Doch eine kleiner Wermutstropfen bleibt. Warum wurde der Dortmunder „Ring“ mit dem zweiten Teil eröffnet? Was ist mit dem „Rheingold“? Ich lese ja auch nicht den zweiten Teil von „Herr der Ringe“ vor dem ersten Teil. Dadurch fehlt mir persönlich der logische Faden. Warum handelt Wotan (Noel Bouley) so „merkwürdig“? Vereinfacht gesagt: Wotan hat beschlossen, dass die Welt nach Gesetzen handelt, an die sich alle halten müssen. Dummerweise auch er. Das hat für das Liebespaar Sieglinde und Siegmund (beide Wotans Kinder) schlimme Folgen. Denn statt der „freien Liebe“, muss Wotan auf die Moralgöttin Fricka (Kai Rüütel) hören, die ausgerechnet auch seine Frau ist. Zumal Sieglinde ihren Ehemann Hunding (Denis Velev) verlassen hat. So muss er der Walküre Brünnhilde, seiner Tochter, widerwillig den Befehl geben, Hunding siegen zu lassen und Siegmund nach Walhalla zu bringen. Doch Brünnhilde lässt sich von Siegmund erbarmen und wird im dritten Akt für ihren Frevel gegenüber Wotan bestraft.
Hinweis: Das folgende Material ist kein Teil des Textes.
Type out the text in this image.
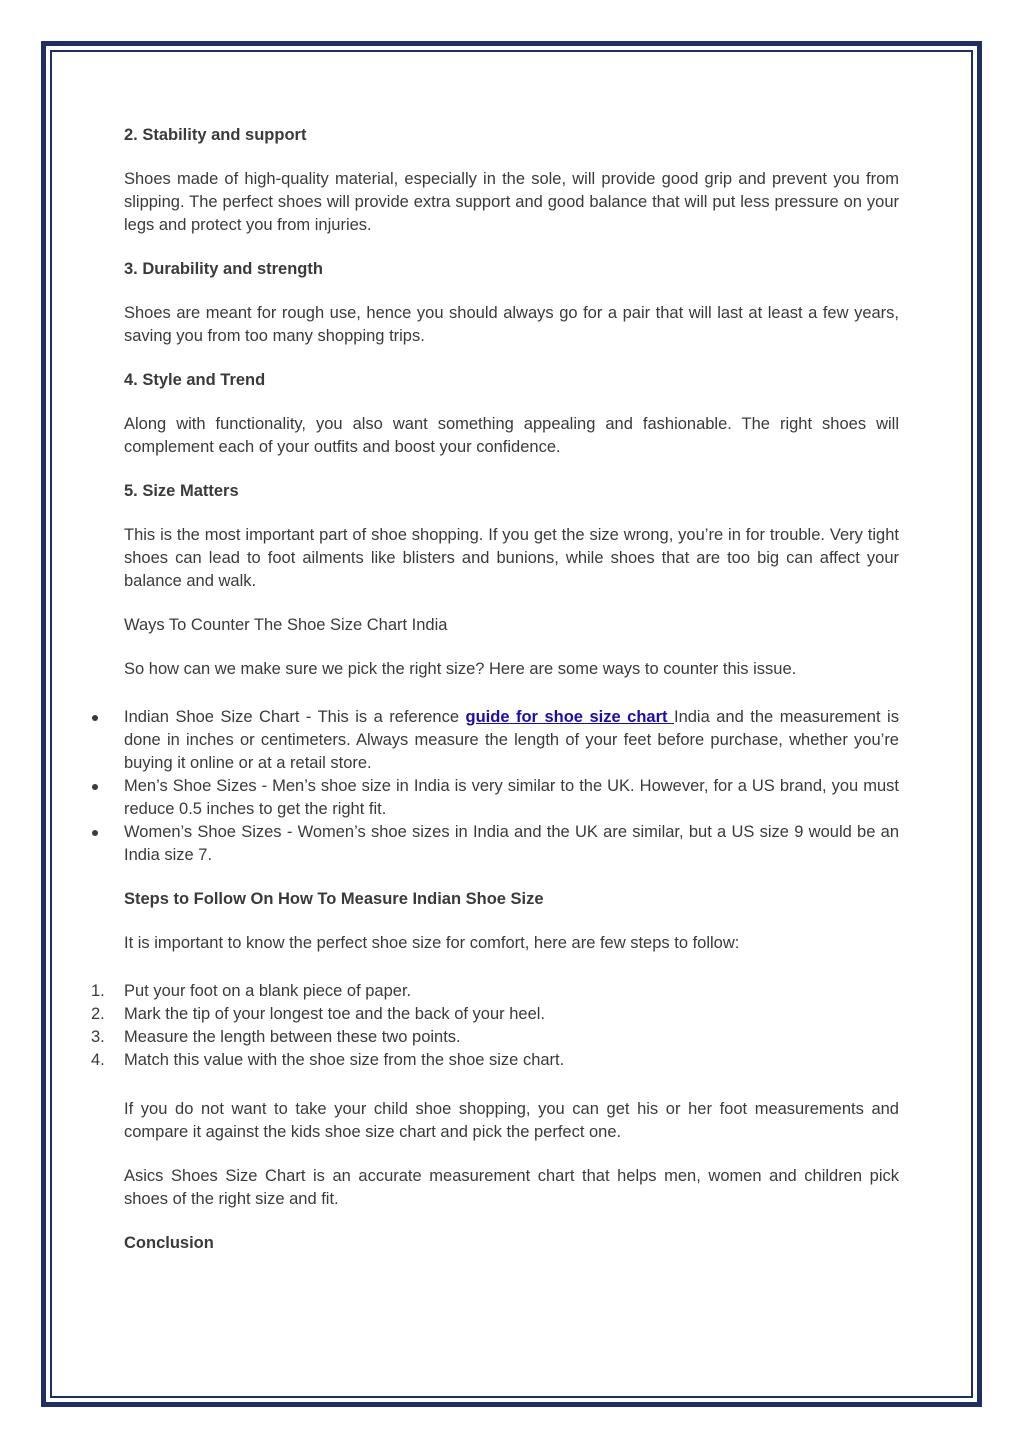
2. Stability and support
Shoes made of high-quality material, especially in the sole, will provide good grip and prevent you from slipping. The perfect shoes will provide extra support and good balance that will put less pressure on your legs and protect you from injuries.
3. Durability and strength
Shoes are meant for rough use, hence you should always go for a pair that will last at least a few years, saving you from too many shopping trips.
4. Style and Trend
Along with functionality, you also want something appealing and fashionable. The right shoes will complement each of your outfits and boost your confidence.
5. Size Matters
This is the most important part of shoe shopping. If you get the size wrong, you’re in for trouble. Very tight shoes can lead to foot ailments like blisters and bunions, while shoes that are too big can affect your balance and walk.
Ways To Counter The Shoe Size Chart India
So how can we make sure we pick the right size? Here are some ways to counter this issue.
Indian Shoe Size Chart - This is a reference guide for shoe size chart India and the measurement is done in inches or centimeters. Always measure the length of your feet before purchase, whether you’re buying it online or at a retail store.
Men’s Shoe Sizes - Men’s shoe size in India is very similar to the UK. However, for a US brand, you must reduce 0.5 inches to get the right fit.
Women’s Shoe Sizes - Women’s shoe sizes in India and the UK are similar, but a US size 9 would be an India size 7.
Steps to Follow On How To Measure Indian Shoe Size
It is important to know the perfect shoe size for comfort, here are few steps to follow:
1. Put your foot on a blank piece of paper.
2. Mark the tip of your longest toe and the back of your heel.
3. Measure the length between these two points.
4. Match this value with the shoe size from the shoe size chart.
If you do not want to take your child shoe shopping, you can get his or her foot measurements and compare it against the kids shoe size chart and pick the perfect one.
Asics Shoes Size Chart is an accurate measurement chart that helps men, women and children pick shoes of the right size and fit.
Conclusion
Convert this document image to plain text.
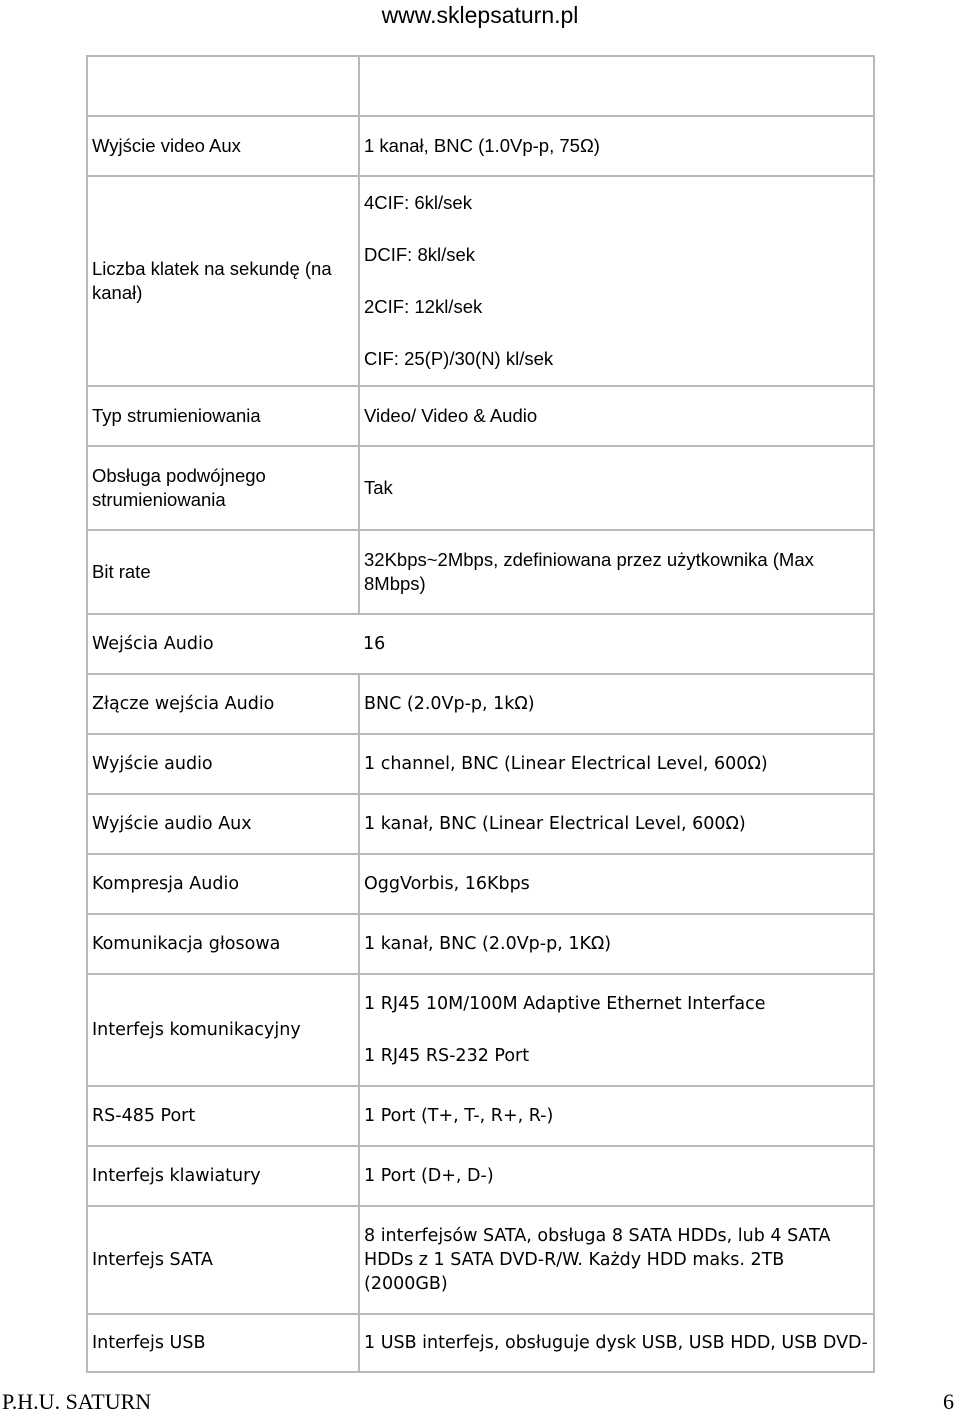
www.sklepsaturn.pl

Wyjście video Aux	1 kanał, BNC (1.0Vp-p, 75Ω)
Liczba klatek na sekundę (na kanał)	4CIF: 6kl/sek
DCIF: 8kl/sek
2CIF: 12kl/sek
CIF: 25(P)/30(N) kl/sek

Typ strumieniowania	Video/ Video & Audio
Obsługa podwójnego strumieniowania	Tak
Bit rate	32Kbps~2Mbps, zdefiniowana przez użytkownika (Max 8Mbps)
Wejścia Audio	16
Złącze wejścia Audio	BNC (2.0Vp-p, 1kΩ)
Wyjście audio	1 channel, BNC (Linear Electrical Level, 600Ω)
Wyjście audio Aux	1 kanał, BNC (Linear Electrical Level, 600Ω)
Kompresja Audio	OggVorbis, 16Kbps
Komunikacja głosowa	1 kanał, BNC (2.0Vp-p, 1KΩ)
Interfejs komunikacyjny	1 RJ45 10M/100M Adaptive Ethernet Interface
1 RJ45 RS-232 Port

RS-485 Port	1 Port (T+, T-, R+, R-)
Interfejs klawiatury	1 Port (D+, D-)
Interfejs SATA	8 interfejsów SATA, obsługa 8 SATA HDDs, lub 4 SATA HDDs z 1 SATA DVD-R/W. Każdy HDD maks. 2TB (2000GB)
Interfejs USB	1 USB interfejs, obsługuje dysk USB, USB HDD, USB DVD-
P.H.U. SATURN	6
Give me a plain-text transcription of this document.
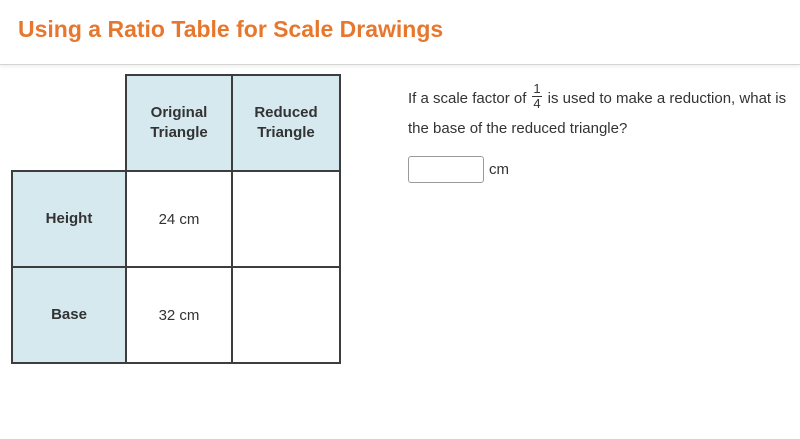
Using a Ratio Table for Scale Drawings
	Original Triangle	Reduced Triangle
Height	24 cm	
Base	32 cm	
If a scale factor of $\frac{1}{4}$ is used to make a reduction, what is the base of the reduced triangle?
cm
 Stéphanie Müther (Brünnhilde), Noel Bouley (Wotan) (c) Thomas Jauk, Stage Picture
Stéphanie Müther (Brünnhilde), Noel Bouley (Wotan) (c) Thomas Jauk, Stage Picture

Die Geschichte, dass sich Götter oder ähnlich hohe Tiere an ihren eigenen Gesetzen verstricken und böse auf die Nase fallen, ist nicht neu, aber die Wucht und Dramatik, die Richard Wagner in über drei Stunden auf die Bühne bringt, ist bemerkenswert. Vor allem der erste Akt mit Siegmund und Sieglinde ist atemberaubend, als beide erkennen, dass sie Geschwister sind, aber nichts gegen ihre Gefühle tun können und sich ihre gegenseitige Liebe gestehen. Die Dortmunder Philharmoniker und Gabriel Feltz scheinen die „Walküre“ auch zu genießen und kosten jeden Moment musikalisch aus.

Kommen wir zur Inszenierung. Konwitschny und Schlößmann haben ein kleines Faible für Küchen, denn in allen drei Akten steht die Küche im Mittelpunkt. Ist sie im Haus von Hunding noch ziemlich ärmlich, wird sie im Haus von Wotan etwas moderner, bis im dritten Akt eine schöne moderne Küche im Zentrum der Auseinandersetzung zwischen Tochter Brünnhilde und Vater Wotan wird.

Verständlich, denn Wagners „Ring“ ist immer noch eine hochaktuelle Erzählung von der Gier nach Macht und Reichtum bis zum Untergang. Da haben (fake) Wikingerhelme und ähnliches nichts verloren.

Ein großes Lob haben auch die Sängerinnen und Sänger verdient. Vor allem Stéphanie Müther als Brünnhilde. Zunächst fröhlich herumtollend mit ihrem Vater, gegen Ende voller Verzweiflung und Entsetzen nach seinem Urteilsspruch. Jeder im Publikum konnte mit ihr mitfiebern. Großartige Leistung. Nicht zu vergessen Astrid Kessler und Daniel Frank als Sieglinde und Siegmund, die den ersten Akt glänzend gestalteten. Auch Noel Vouley war als Wotan beeindruckend.

Jede Sekunde war ein Erlebnis. Ein Muss, nicht nur für Wagner-Fans.